By KUNA,
London : Britain’s Home Secretary Jacqui Smith Wednesday announced an extra 300 police officers to work on preventing radicalisation as she warned it was not possible to “arrest our way” out of the terrorist threat.
Smith said terrorism was a “serious and growing threat” in this country and there had been successes in the important work of arrests and convictions.
But she warned, on BBC TV, “In the end we can’t arrest our way out of the terrorist threat.
We need to prevent people from becoming terrorists and supporting terrorists in the first place.” “That means challenging the sort of ideology that supports terrorism, it means working in our communities to make sure that those mainstream voices are stronger, it means identifying people who might be at risk of being drawn into terrorism and violent extremism.” The Home Secretary said police officers could help with this sort of preventive work, in partnership with other groups.
“That is why we are investing in police officers to pursue and to disrupt terrorist plots but also to prevent people turning to terrorism in the first place,” she added.
In a speech later today, Smith is expected to say “We recognise that we can neither arrest our way out of the problems we face nor protect ourselves to the point where the threat disappears.” “We need to dissuade that very small minority of people who wish to harm our communities from becoming or supporting terrorists. That is the long-term challenge,” according to extracts of her remarks released officially here.

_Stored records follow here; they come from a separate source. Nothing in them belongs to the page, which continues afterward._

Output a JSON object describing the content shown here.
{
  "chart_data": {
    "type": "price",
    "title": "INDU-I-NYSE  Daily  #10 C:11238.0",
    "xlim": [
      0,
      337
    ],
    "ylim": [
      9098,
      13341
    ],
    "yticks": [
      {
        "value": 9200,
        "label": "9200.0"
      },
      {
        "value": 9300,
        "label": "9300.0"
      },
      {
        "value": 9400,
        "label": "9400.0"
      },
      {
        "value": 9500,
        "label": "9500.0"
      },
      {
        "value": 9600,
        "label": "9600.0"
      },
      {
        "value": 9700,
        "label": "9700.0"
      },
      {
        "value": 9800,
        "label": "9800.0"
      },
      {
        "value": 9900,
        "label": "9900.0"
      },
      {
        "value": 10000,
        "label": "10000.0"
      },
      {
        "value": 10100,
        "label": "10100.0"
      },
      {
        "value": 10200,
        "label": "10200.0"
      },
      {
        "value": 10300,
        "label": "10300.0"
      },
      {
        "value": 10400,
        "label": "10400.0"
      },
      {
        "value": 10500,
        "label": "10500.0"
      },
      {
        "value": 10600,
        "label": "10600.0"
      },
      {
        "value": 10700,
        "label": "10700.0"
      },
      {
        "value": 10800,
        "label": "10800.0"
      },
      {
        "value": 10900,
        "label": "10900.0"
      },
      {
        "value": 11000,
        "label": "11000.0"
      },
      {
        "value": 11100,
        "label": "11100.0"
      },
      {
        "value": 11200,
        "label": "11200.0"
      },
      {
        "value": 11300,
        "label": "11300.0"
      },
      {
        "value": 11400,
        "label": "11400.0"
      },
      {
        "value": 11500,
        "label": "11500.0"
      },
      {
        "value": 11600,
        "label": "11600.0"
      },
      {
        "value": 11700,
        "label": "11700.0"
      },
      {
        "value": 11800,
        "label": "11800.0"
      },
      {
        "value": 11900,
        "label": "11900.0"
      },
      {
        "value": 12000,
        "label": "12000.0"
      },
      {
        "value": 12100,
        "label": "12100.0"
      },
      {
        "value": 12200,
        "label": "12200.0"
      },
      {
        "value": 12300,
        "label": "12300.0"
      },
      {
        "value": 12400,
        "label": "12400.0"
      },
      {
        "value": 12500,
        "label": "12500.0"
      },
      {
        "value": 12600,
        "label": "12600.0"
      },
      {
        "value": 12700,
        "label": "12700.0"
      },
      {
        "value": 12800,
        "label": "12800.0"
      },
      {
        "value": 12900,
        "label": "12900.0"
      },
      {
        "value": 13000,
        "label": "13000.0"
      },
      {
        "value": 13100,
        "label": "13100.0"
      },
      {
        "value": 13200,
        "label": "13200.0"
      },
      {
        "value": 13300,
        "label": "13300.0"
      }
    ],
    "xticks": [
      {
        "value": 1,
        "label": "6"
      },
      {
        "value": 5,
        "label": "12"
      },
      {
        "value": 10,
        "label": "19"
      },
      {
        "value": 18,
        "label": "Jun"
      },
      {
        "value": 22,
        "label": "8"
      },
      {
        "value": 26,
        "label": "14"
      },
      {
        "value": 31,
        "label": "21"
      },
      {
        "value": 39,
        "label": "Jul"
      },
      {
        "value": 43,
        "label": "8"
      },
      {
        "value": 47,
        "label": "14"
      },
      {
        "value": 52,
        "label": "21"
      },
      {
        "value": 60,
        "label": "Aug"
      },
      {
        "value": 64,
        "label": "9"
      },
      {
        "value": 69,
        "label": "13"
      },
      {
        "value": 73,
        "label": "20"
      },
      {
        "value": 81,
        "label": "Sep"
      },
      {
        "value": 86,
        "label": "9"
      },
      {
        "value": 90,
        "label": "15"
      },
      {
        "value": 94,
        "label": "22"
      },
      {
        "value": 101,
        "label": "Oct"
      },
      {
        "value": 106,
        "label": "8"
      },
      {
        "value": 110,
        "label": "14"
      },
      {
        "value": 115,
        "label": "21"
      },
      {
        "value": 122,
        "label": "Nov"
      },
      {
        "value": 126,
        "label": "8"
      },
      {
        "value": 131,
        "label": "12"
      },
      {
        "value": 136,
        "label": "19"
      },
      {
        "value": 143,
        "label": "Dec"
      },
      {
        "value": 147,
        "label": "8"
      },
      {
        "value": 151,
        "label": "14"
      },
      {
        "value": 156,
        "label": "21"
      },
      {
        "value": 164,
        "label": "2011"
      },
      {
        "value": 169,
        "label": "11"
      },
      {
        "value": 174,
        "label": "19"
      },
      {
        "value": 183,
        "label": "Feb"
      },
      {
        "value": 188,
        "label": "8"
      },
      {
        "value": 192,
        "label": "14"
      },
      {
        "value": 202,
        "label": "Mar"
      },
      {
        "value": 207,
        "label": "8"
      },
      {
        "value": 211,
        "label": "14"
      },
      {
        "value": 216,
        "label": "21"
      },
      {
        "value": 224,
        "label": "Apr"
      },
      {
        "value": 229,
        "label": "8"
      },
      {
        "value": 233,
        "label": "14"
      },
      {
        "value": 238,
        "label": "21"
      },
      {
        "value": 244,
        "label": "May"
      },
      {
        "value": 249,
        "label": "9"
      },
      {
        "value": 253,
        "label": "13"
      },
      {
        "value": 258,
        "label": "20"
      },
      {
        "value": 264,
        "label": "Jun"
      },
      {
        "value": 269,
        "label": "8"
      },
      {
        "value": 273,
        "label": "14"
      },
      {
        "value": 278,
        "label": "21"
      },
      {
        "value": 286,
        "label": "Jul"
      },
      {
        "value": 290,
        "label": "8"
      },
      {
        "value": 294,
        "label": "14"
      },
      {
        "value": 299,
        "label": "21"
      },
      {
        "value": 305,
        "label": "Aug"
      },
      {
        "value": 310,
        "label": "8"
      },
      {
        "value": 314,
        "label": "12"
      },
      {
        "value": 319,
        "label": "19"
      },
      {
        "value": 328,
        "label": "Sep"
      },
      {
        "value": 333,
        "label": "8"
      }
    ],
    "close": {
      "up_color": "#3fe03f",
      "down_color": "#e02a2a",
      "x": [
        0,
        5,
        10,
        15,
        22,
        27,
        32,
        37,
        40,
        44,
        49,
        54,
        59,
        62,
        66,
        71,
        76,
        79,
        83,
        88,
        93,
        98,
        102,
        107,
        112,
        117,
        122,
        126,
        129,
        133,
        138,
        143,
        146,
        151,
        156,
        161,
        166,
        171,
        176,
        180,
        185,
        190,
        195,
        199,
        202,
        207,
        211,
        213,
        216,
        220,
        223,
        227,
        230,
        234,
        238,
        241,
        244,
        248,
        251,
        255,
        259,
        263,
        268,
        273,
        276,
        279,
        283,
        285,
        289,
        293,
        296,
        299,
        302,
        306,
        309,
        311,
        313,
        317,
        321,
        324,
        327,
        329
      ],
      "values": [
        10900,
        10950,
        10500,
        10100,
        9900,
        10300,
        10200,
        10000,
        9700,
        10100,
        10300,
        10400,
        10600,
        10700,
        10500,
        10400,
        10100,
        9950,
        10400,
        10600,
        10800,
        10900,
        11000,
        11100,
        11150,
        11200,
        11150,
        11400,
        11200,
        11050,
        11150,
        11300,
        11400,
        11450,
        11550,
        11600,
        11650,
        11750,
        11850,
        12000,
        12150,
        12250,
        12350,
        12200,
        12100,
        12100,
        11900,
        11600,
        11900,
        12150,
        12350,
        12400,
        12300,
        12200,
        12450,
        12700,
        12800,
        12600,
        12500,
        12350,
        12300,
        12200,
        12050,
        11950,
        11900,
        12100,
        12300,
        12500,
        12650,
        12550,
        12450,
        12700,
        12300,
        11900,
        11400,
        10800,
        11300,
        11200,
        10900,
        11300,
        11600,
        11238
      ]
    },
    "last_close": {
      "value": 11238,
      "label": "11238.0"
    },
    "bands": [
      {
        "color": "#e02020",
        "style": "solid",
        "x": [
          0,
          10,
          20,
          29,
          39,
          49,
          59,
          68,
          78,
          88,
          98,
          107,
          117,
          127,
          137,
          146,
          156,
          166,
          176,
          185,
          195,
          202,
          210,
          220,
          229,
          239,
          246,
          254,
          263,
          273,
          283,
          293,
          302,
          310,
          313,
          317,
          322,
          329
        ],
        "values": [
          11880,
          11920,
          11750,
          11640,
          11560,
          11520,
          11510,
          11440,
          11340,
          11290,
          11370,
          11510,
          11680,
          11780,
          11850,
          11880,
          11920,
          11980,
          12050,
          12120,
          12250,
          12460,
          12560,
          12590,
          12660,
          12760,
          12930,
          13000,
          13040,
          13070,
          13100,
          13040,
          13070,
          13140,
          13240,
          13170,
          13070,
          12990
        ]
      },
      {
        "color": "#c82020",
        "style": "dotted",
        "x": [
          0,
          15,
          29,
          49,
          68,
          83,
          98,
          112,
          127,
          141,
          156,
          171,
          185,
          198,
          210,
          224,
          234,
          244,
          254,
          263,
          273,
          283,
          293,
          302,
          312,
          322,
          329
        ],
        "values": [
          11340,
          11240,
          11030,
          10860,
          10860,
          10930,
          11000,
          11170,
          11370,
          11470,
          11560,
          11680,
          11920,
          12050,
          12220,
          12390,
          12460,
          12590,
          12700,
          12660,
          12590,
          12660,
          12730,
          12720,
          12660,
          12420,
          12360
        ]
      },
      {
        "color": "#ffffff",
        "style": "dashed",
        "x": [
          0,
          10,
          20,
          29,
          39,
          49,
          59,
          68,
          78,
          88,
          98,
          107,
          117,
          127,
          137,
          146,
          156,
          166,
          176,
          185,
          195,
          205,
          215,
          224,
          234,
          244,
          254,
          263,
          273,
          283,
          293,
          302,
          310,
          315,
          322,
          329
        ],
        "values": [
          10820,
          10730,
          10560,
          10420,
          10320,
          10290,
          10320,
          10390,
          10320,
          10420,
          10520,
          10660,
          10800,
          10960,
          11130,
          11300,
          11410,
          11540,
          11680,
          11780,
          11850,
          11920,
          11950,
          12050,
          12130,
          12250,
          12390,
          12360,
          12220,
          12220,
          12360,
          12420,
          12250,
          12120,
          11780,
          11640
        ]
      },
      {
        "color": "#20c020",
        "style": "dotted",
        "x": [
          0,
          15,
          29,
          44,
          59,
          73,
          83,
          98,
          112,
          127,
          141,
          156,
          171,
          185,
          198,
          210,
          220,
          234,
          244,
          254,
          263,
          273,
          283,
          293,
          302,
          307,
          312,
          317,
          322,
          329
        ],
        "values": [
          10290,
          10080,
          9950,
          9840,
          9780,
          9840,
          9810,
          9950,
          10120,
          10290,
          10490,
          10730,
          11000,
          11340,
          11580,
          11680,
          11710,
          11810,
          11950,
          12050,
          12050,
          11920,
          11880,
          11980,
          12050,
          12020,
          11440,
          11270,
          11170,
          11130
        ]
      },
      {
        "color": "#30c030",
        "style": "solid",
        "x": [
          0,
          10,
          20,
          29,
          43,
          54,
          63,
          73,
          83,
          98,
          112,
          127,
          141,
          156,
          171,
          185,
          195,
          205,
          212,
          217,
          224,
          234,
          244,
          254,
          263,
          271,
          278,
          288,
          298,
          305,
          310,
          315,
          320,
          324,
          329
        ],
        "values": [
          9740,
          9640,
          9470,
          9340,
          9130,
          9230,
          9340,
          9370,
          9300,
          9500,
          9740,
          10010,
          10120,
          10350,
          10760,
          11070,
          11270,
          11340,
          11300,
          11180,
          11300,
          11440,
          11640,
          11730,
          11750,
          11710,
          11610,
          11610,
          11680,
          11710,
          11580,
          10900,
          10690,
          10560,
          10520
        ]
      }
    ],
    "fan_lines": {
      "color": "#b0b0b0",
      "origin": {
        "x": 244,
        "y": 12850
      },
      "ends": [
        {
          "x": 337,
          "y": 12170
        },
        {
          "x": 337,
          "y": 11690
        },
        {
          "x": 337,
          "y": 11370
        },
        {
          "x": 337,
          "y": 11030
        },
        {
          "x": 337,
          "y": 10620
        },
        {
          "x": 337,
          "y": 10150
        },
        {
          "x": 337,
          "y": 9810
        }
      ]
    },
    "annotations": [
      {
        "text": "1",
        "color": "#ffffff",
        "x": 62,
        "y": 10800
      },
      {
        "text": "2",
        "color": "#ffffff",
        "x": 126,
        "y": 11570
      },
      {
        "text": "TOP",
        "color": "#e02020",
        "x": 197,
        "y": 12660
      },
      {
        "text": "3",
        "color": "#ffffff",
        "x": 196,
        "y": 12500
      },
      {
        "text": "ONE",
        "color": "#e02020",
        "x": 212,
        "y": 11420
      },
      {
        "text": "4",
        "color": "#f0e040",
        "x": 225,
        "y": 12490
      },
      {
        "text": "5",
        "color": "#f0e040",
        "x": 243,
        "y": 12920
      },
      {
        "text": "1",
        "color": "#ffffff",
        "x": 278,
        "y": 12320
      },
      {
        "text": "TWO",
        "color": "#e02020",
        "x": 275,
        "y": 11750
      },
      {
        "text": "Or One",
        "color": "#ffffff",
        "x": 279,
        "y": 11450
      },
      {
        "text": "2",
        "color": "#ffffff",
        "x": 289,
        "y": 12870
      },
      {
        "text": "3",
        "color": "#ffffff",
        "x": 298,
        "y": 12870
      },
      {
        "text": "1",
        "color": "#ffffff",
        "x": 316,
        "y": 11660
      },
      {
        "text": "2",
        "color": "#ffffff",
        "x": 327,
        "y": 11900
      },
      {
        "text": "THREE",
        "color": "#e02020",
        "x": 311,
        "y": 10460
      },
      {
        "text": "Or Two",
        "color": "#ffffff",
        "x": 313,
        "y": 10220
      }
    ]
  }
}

She was adding “I believe the resources allocated now to preventing terrorism work will enable us to develop a new kind of counter-terrorist policing, building upon and alongside your existing work.” The move comes amid debate over controversial plans to extend the time limit for holding terror suspects without charge to 42 days.
Under the proposals, the Home Secretary would be able to immediately extend the limit to 42 days if a joint report by a Chief Constable of Police and the Director of Public Prosecutions backed the move.
The House of Commons and the House of Lords would have to approve the extension within 30 days and, if either House voted against it, the power would come to an end at midnight on the day of the debate.
Last weekend, Smith warned critics of the plans that as many as 30 active plots against the UK were now being probed.
Asked on BBC TV about the plans, she said, “Senior police officers have told me that they are concerned that in the future, given the complexity and the nature of the threats that we face, they might need longer than 28 days in order to fully investigate and bring somebody to charge.” “What we are doing is putting forward a reserve power which, if we need it in the future, is there to make sure that we can fully investigate and bring to justice those people who are plotting now to carry out serious terrorist threats against this country,” the Home Secretary concluded.